第35回入賞者選出にあたり、2名の審査員に代表して講評をいただきました。

守隨 吉弘 [三井住友信託銀行株式会社]
(小学生部門について)  小学生のみなさんの生き物との出会いの喜び・驚き・好奇心が伝わってくる作品が多く、大きな喜びを感じながら選考にあたらせていただきました。絵地図や説明文において「自然の素晴らしさの気づき・好奇心・感動が自身の描写や言葉で表現されているか」を基準に小学生らしい視点や感性を大切にしたいという気持ちで審査しました。環境大臣賞受賞作は、「おいしいざっそう」というユニークな着想で観察されたことも高く評価されました。
優秀賞の各作品は、観察した内容や感動が絵地図や説明文を通して生き生きと表現されている点や昼と夜に時間を変えて観察した着眼点等が評価され選出されました。

(団体部門について)  団体部門については、環境大臣賞・優秀賞の授賞を見合わせる結果となりました。残念ながら小中高部門の環境大臣賞等受賞作品と比べて凌駕(りょうが)すると評価するには至らなかったためです。団体部門は複数人による共同作業で観察・作成することにより、個人で観察・作成した場合以上の「プラスアルファ効果」を期待しています。具体的には、観察者が複数になることによる視点や気づきの深まり、あるいは絵画の得意な人と文章表現の得意な人が分担して作成することによる表現力の向上等です。
この団体賞の趣旨をご理解いただき、次年度以降も多数の応募をお待ちしております。

瀬尾 隆史 [公益社団法人日本環境教育フォーラム]
(中学生部門について)  昨年に比べてやや応募件数は減少したが、全体として作品のレベルは高かった。いずれの作品からも、このコンクールをきっかけに自然に対する感性が高まっていることが感じられ、うれしい。

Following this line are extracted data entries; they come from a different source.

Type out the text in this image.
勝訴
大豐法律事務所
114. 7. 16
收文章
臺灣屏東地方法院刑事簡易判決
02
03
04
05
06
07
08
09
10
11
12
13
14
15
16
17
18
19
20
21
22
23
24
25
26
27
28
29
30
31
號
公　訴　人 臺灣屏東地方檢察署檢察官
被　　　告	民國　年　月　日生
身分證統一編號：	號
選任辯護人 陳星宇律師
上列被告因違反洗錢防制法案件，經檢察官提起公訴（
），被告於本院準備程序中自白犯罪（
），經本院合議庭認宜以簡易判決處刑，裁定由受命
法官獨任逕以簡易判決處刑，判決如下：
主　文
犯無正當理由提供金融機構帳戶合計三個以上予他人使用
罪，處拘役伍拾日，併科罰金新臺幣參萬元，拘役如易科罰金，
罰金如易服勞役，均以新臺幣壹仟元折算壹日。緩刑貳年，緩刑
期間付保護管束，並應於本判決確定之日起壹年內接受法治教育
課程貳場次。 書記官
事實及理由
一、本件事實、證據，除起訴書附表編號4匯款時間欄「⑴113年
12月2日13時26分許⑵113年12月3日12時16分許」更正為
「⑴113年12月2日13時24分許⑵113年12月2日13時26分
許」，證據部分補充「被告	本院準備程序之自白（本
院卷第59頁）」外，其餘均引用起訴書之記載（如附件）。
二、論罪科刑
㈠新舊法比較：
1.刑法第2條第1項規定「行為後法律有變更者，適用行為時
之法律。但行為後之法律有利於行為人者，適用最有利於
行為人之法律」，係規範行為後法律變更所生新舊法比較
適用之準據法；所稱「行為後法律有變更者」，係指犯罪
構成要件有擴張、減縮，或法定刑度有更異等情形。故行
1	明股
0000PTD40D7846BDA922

環境大臣賞に選ばれた作品は白地の余白を効果的に残しながらたくさんの種類の植物を丁寧に描いた絵地図が他と一味違った印象を与えただけでなく、説明文の表現力が際立っていた。優秀賞の2作品はいずれも中学1年生の作品だが、絵地図、説明文ともに丁寧に作られている。自然を守ろうという意思が表明されているのも共通している。
見逃すことができない間違いがあったため、賞を逃した作品もいくつかありました。応募前にもう一度確認していただきたかった。

(高校生部門について)  昨年の4倍近い応募件数となった。キノコを対象にした2作品が優秀賞と入選となったが、自然全般を描くのではなく、テーマを絞った作品が少なからずあり、視点が多様化していることはさすが高校生と感じさせた。優秀賞に選ばれた3作品のうち、一つは、キノコ・変形菌への強い思いが感じられる説明文が印象的である。絵がもう少し丁寧に描けていたらと思う。他の2作品はいずれも絵が上手で、迫力もある。説明文から、このコンクールがきっかけで自然を見直したり、新たな気付きがあったことがわかる。
3作品ともさすが高校生と思わせる何かがもう一つあれば環境大臣賞にも手が届いたのかと思う。惜しい。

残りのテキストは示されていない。